Recipient of the Victoria Cross

George Monger (3 March 1840 - 9 August 1887) was an English recipient of the Victoria Cross, the highest and most prestigious award for gallantry in the face of the enemy that can be awarded to British and Commonwealth forces.

==Details==
Monger was 17 years old, and a private in the 23rd Regiment of Foot (later The Royal Welch Fusiliers), British Army during the Indian Mutiny when the following deed took place on 18 November 1857 at Secundra Bagh, Lucknow, India for which he was awarded the VC:
Private Monger volunteered to accompany an officer, Thomas Bernard Hackett, whom he assisted in rescuing a corporal of the 23rd Regiment of Foot, who was lying wounded and exposed to very heavy fire.
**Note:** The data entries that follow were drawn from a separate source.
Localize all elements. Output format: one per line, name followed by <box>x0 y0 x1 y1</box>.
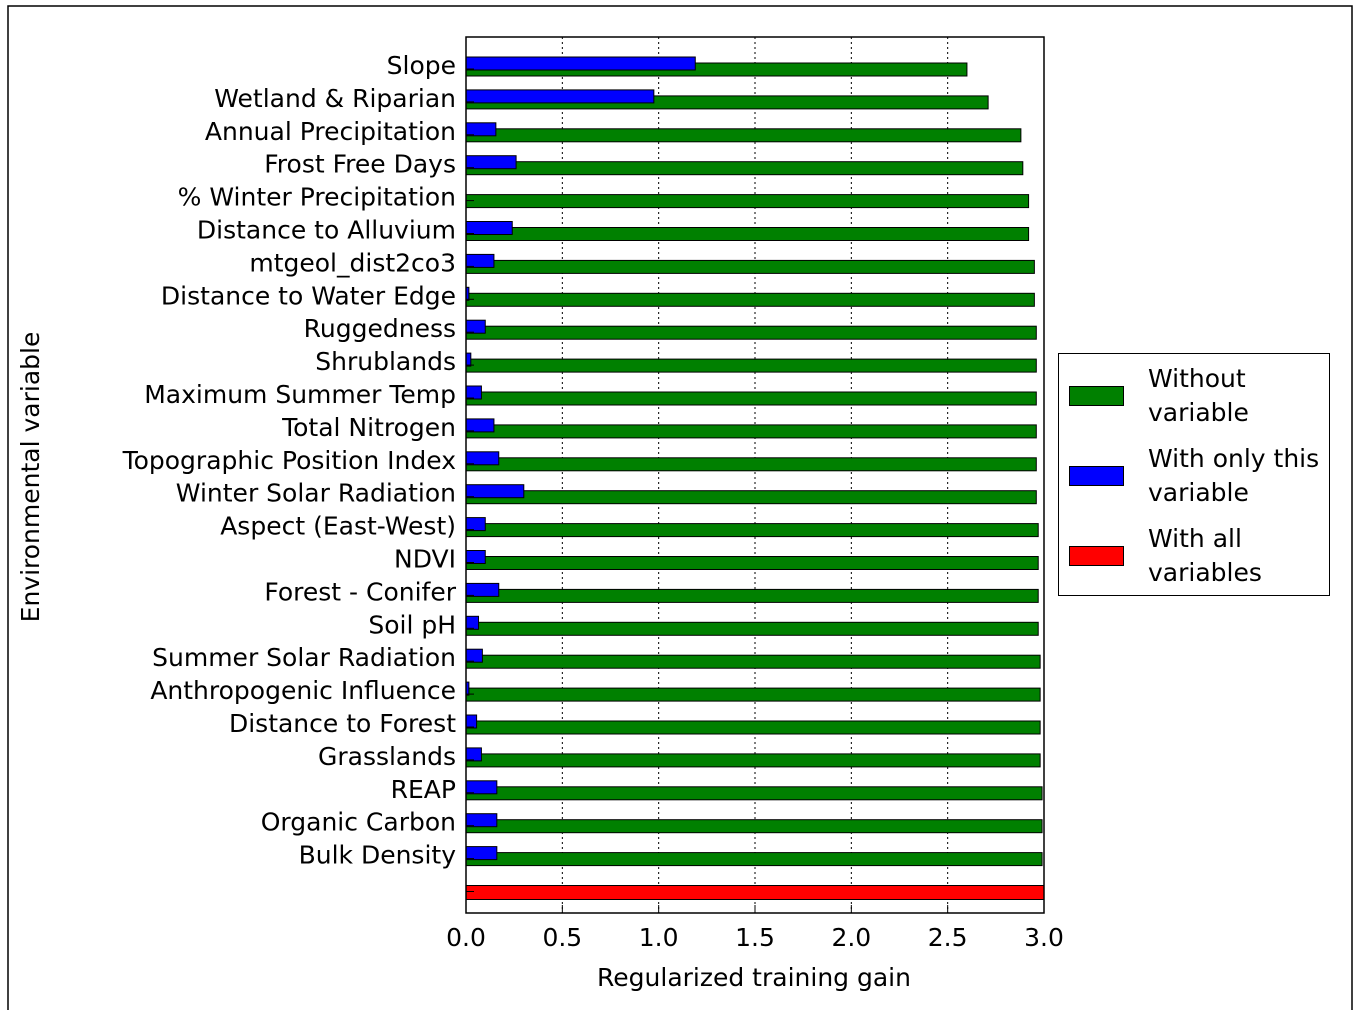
y-tick-label: Topographic Position Index <box>122 446 456 475</box>
bar <box>465 588 1039 603</box>
bar <box>465 391 1037 406</box>
y-tick-label: Summer Solar Radiation <box>152 643 456 672</box>
bar <box>465 556 1039 570</box>
y-tick-label: Wetland & Riparian <box>214 84 456 113</box>
legend-label: With all variables <box>1148 524 1262 587</box>
bar <box>465 56 696 71</box>
bar <box>465 194 1030 209</box>
bar <box>465 582 500 597</box>
x-tick-label: 0.5 <box>542 923 582 952</box>
y-tick-label: Bulk Density <box>299 841 457 870</box>
bar <box>465 786 1043 801</box>
bar <box>465 523 1039 538</box>
y-tick-label: Organic Carbon <box>261 808 456 837</box>
y-tick-label: Shrublands <box>315 347 456 376</box>
bar <box>465 253 495 268</box>
bar <box>465 885 1045 900</box>
bar <box>465 720 1041 735</box>
bar <box>465 654 1041 669</box>
bar <box>465 780 498 795</box>
y-tick-label: Anthropogenic Influence <box>150 676 456 705</box>
y-tick-label: mtgeol_dist2co3 <box>249 248 456 277</box>
y-tick-label: Soil pH <box>368 610 456 639</box>
bar <box>465 424 1037 439</box>
y-tick-label: NDVI <box>394 545 456 574</box>
bar <box>465 753 1041 768</box>
bar <box>465 325 1037 340</box>
legend-item: With only this variable <box>1069 442 1328 510</box>
y-tick-label: Forest - Conifer <box>264 577 456 606</box>
bar <box>465 714 478 729</box>
legend: Without variable With only this variable W… <box>1058 353 1330 596</box>
bar <box>465 89 655 104</box>
bar <box>465 484 525 499</box>
y-tick-label: Frost Free Days <box>264 150 456 179</box>
bar <box>465 457 1037 472</box>
y-tick-label: Grasslands <box>318 742 456 771</box>
bar <box>465 451 500 466</box>
bar <box>465 221 513 235</box>
y-tick-label: Slope <box>387 51 456 80</box>
x-tick-label: 2.5 <box>928 923 968 952</box>
bar <box>465 615 480 630</box>
y-tick-label: Ruggedness <box>304 314 456 343</box>
y-tick-label: Aspect (East-West) <box>220 512 456 541</box>
bar <box>465 621 1039 636</box>
bar <box>465 517 486 532</box>
bar <box>465 319 486 334</box>
x-tick-label: 1.5 <box>735 923 775 952</box>
x-tick-label: 2.0 <box>831 923 871 952</box>
bar <box>465 648 483 663</box>
legend-label: With only this variable <box>1148 444 1320 507</box>
x-tick-label: 3.0 <box>1024 923 1064 952</box>
bar <box>465 122 497 137</box>
legend-swatch <box>1069 546 1124 566</box>
bar <box>465 292 1035 307</box>
y-tick-label: Winter Solar Radiation <box>176 479 456 508</box>
bar <box>465 550 486 564</box>
bar <box>465 852 1043 867</box>
legend-swatch <box>1069 386 1124 406</box>
y-tick-label: Annual Precipitation <box>205 117 456 146</box>
bar <box>465 687 1041 702</box>
plot-frame <box>465 36 1045 914</box>
bar <box>465 161 1024 176</box>
bar <box>465 490 1037 505</box>
bar <box>465 418 495 433</box>
y-tick-label: Distance to Water Edge <box>161 281 456 310</box>
y-tick-label: Total Nitrogen <box>281 413 456 442</box>
legend-label: Without variable <box>1148 364 1249 427</box>
bar <box>465 385 482 400</box>
legend-item: Without variable <box>1069 362 1328 430</box>
frame <box>7 5 1353 1010</box>
y-tick-label: Maximum Summer Temp <box>144 380 456 409</box>
y-tick-label: REAP <box>391 775 456 804</box>
bar <box>465 846 498 861</box>
bar <box>465 155 517 170</box>
bar <box>465 819 1043 834</box>
bar <box>465 813 498 828</box>
bar <box>465 358 1037 373</box>
bar <box>465 227 1030 241</box>
y-axis-label: Environmental variable <box>16 332 45 623</box>
bar <box>465 128 1022 143</box>
y-tick-label: Distance to Forest <box>229 709 456 738</box>
x-axis-label: Regularized training gain <box>597 963 911 992</box>
bar <box>465 259 1035 274</box>
y-tick-label: Distance to Alluvium <box>197 216 456 245</box>
legend-swatch <box>1069 466 1124 486</box>
x-tick-label: 0.0 <box>446 923 486 952</box>
legend-item: With all variables <box>1069 522 1328 590</box>
x-tick-label: 1.0 <box>639 923 679 952</box>
bar <box>465 747 482 762</box>
y-tick-label: % Winter Precipitation <box>178 183 456 212</box>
His citation reads:

23rd Regiment, Private George Monger

Date of Act of Bravery, 18th November, 1857

For daring gallantry at Secundra Bagh, Lucknow, on the 18th of November, 1857, in having volunteered to accompany Lieutenant Hackett, whom he assisted in bringing in a Corporal of the 23rd Regiment, who was lying wounded in an exposed position.

==Further information==
He died in 1887 at the age of 47 from tuberculosis. He is buried at Hastings Cemetery, East Sussex, in section H, grave E-18 common. The headstone was erected by local residents. A blue plaque is displayed on his former house in Tower Road, St Leonards-on-Sea, East Sussex. His Victoria Cross is displayed at the Royal Welch Fusiliers Museum at Caernarfon Castle, Gwynedd, Wales.